En présence du Magistrat suprême, Félix Antoine Tshisekedi Tshilombo, la Cour de Cassation a marqué sa Rentrée Judiciaire 2025-2026 en adressant trois défis majeurs à la justice congolaise. Tandis que le Bâtonnier national plaidait pour la suppression de la procédure spéciale de prise à partie, le Procureur général Firmin Mvonde s’attaquait frontalement à la répression de l’enrichissement illicite. Ces réflexions ont été complétées par l’analyse du Premier Président sur le rôle crucial de l’avocat dans la construction de l’État de droit en RDC.
Une rentrée solennelle rythmée par les réformes
L’audience solennelle de la Cour de Cassation, qui s’est tenue ce mercredi, a servi de tribune pour débattre des maux et des potentiels de la justice congolaise. Le Président de la République, en sa qualité de Magistrat suprême, a assisté à une série de plaidoiries appelant à la moralisation et à la simplification du droit.

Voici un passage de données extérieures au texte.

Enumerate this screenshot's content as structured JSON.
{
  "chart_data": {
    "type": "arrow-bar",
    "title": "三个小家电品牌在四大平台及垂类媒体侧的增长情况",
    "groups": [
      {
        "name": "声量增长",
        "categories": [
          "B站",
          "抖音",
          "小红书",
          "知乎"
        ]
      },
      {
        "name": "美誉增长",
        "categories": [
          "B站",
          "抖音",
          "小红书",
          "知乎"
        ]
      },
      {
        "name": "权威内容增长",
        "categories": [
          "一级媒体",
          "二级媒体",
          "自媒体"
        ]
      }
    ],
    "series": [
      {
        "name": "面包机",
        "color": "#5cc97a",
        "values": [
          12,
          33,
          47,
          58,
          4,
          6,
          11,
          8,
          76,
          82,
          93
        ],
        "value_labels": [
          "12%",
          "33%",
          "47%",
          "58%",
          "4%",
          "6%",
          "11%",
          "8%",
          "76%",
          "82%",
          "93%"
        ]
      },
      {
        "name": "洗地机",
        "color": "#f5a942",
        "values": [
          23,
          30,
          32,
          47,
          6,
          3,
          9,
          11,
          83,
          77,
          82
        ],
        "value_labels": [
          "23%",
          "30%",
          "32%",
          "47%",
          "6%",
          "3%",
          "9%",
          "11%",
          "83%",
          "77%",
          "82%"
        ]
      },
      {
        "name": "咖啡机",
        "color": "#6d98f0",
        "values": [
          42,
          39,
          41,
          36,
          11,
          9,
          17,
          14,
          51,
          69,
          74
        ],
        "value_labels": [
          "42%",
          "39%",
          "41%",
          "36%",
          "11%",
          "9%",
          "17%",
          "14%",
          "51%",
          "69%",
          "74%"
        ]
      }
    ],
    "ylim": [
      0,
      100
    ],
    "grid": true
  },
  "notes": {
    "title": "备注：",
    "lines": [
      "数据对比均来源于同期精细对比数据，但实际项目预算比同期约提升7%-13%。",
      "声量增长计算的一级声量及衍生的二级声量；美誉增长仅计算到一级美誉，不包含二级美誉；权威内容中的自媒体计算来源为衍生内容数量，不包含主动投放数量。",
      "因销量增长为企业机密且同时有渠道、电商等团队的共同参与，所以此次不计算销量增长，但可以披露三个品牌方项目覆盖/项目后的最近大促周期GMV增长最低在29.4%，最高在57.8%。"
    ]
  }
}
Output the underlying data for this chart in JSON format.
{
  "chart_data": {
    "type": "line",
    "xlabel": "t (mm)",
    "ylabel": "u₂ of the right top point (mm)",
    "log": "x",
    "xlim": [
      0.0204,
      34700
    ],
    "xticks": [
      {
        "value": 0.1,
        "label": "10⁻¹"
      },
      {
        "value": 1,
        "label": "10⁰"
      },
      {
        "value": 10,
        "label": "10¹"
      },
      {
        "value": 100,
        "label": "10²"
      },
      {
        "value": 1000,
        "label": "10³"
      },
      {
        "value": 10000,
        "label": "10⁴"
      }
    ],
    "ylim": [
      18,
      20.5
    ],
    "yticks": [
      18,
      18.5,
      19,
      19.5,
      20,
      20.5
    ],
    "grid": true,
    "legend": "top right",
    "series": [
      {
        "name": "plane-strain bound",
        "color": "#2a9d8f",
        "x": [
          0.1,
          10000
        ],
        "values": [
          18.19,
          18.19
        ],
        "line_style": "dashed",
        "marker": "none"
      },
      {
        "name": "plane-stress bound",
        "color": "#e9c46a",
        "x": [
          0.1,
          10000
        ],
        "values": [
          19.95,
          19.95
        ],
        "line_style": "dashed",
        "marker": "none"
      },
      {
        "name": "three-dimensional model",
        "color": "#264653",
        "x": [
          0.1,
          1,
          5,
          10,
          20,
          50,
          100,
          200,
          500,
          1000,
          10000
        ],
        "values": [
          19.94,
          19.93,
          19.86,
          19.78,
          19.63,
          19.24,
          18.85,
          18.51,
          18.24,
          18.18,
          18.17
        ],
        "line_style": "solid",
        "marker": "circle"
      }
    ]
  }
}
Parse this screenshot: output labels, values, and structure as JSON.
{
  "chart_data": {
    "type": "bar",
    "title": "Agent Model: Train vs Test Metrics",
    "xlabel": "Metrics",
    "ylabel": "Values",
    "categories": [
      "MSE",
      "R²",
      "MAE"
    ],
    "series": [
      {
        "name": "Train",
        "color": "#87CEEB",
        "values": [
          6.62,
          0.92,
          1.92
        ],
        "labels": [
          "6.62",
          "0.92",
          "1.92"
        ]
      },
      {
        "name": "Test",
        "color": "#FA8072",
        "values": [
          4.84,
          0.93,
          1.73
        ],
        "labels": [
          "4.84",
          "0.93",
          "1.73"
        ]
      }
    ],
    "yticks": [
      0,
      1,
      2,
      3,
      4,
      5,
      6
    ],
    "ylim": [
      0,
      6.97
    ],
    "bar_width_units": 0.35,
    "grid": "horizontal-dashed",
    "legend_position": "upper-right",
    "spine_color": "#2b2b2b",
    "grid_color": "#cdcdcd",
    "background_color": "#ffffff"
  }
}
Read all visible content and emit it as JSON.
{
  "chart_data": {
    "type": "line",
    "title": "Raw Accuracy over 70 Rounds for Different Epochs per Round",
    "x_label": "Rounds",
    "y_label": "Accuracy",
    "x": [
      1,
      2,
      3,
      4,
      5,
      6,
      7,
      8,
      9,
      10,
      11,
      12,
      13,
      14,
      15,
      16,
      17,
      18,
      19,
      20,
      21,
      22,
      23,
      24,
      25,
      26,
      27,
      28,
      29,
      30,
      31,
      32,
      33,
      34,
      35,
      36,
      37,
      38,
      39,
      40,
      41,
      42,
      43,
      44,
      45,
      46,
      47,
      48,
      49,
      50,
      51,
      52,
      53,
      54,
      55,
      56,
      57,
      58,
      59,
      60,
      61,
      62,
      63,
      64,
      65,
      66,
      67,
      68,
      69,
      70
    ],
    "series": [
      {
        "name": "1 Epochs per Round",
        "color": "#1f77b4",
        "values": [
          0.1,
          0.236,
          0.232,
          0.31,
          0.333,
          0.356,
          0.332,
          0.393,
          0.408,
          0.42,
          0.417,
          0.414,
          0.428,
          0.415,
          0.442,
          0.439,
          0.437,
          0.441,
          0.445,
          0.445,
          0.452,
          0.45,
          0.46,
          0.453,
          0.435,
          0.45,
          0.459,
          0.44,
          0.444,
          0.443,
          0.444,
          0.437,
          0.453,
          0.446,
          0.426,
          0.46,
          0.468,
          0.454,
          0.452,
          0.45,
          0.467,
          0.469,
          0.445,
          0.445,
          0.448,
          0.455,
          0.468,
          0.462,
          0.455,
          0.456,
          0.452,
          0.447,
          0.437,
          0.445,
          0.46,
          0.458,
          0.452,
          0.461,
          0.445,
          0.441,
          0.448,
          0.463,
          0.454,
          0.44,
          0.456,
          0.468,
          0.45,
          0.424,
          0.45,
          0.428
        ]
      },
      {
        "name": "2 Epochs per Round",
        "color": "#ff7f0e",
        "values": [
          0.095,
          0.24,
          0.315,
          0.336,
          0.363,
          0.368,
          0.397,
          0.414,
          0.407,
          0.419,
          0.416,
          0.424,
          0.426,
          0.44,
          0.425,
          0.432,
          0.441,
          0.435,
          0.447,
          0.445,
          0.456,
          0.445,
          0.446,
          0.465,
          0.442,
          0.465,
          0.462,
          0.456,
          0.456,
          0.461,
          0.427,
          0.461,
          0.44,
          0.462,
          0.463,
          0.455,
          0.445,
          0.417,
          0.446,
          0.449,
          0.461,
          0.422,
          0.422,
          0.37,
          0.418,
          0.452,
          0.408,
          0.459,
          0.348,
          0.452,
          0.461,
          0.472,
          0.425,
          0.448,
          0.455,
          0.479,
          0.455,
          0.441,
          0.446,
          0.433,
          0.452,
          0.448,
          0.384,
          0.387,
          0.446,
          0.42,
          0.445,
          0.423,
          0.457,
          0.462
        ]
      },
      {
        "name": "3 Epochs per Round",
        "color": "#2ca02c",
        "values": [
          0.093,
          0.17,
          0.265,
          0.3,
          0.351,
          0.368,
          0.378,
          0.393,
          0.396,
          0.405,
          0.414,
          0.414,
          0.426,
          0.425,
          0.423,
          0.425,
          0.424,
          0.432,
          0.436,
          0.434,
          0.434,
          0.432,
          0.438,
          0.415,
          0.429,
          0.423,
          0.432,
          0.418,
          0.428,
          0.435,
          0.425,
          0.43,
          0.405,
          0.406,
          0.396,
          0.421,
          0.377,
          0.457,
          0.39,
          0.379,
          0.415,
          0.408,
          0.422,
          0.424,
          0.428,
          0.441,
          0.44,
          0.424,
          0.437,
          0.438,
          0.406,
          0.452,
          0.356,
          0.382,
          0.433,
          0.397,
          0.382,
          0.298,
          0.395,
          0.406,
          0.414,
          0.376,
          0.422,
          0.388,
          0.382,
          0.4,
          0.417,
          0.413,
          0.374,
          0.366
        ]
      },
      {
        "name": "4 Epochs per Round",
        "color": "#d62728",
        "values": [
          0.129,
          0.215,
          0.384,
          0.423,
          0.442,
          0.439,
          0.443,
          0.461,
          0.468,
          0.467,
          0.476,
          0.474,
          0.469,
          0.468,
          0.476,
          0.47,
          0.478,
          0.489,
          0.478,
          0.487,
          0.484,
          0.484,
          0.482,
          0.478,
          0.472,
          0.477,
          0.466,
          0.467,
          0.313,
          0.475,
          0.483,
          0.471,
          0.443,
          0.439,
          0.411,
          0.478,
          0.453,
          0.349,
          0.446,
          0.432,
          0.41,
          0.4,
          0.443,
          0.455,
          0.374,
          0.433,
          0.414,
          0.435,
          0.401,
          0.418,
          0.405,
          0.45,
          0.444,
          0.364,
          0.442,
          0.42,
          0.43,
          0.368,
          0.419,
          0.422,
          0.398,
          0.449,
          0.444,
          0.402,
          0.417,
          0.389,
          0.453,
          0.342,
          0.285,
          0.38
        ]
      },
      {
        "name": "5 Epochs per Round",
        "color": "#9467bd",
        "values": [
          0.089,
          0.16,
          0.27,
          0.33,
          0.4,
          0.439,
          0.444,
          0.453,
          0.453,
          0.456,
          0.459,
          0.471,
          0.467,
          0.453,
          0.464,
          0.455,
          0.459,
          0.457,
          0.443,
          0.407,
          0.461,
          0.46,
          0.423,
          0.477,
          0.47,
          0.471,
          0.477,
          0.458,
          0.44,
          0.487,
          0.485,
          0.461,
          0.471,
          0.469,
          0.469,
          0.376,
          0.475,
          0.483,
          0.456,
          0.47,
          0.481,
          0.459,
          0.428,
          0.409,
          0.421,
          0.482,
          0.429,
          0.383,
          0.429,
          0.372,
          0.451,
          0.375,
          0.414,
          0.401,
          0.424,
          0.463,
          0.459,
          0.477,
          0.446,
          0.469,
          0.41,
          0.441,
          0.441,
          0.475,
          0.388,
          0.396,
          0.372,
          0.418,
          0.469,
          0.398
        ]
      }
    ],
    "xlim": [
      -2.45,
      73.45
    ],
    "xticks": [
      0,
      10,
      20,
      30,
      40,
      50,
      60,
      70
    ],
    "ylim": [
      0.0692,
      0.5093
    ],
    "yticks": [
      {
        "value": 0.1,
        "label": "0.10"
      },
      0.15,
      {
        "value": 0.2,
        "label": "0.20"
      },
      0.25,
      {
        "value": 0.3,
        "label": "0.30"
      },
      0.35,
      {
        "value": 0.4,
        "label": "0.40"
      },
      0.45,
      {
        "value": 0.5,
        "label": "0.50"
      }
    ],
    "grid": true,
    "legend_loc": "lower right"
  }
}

Le Bâtonnier national a ouvert le bal en demandant la suppression de la procédure spéciale de prise à partie des magistrats. Il a conclu que seul le « régime disciplinaire convient aux magistrats car il est en harmonie avec le code de conduite de l’agent public en droit congolais », une réforme nécessaire pour garantir la moralité de ceux qui « disent le droit« .
Répression de l’illicite et rôle de l’avocat
Dans sa mercuriale, le Procureur général Firmin Mvonde a centré son intervention sur la problématique de l’enrichissement illicite. Soulignant la gravité de ce fléau, il a suggéré des mesures concrètes, notamment l’élaboration d’une loi spécifique, l’assainissement de l’environnement économique et, crucialement, la protection des lanceurs d’alerte.
Enfin, le Premier Président de la Cour de cassation, Ndomba Kabeya Élie-Léon, a clôturé les échanges en fustigeant certains « maux qui rongent » la profession d’avocat, tout en insistant sur le rôle déterminant de ce dernier dans « la construction d’un État de droit en République Démocratique du Congo« . La Cour de Cassation, en tant que dernier recours de l’ordre judiciaire, confirme ainsi sa volonté d’être à la fois garante des règles de droit et moteur de l’éthique professionnelle.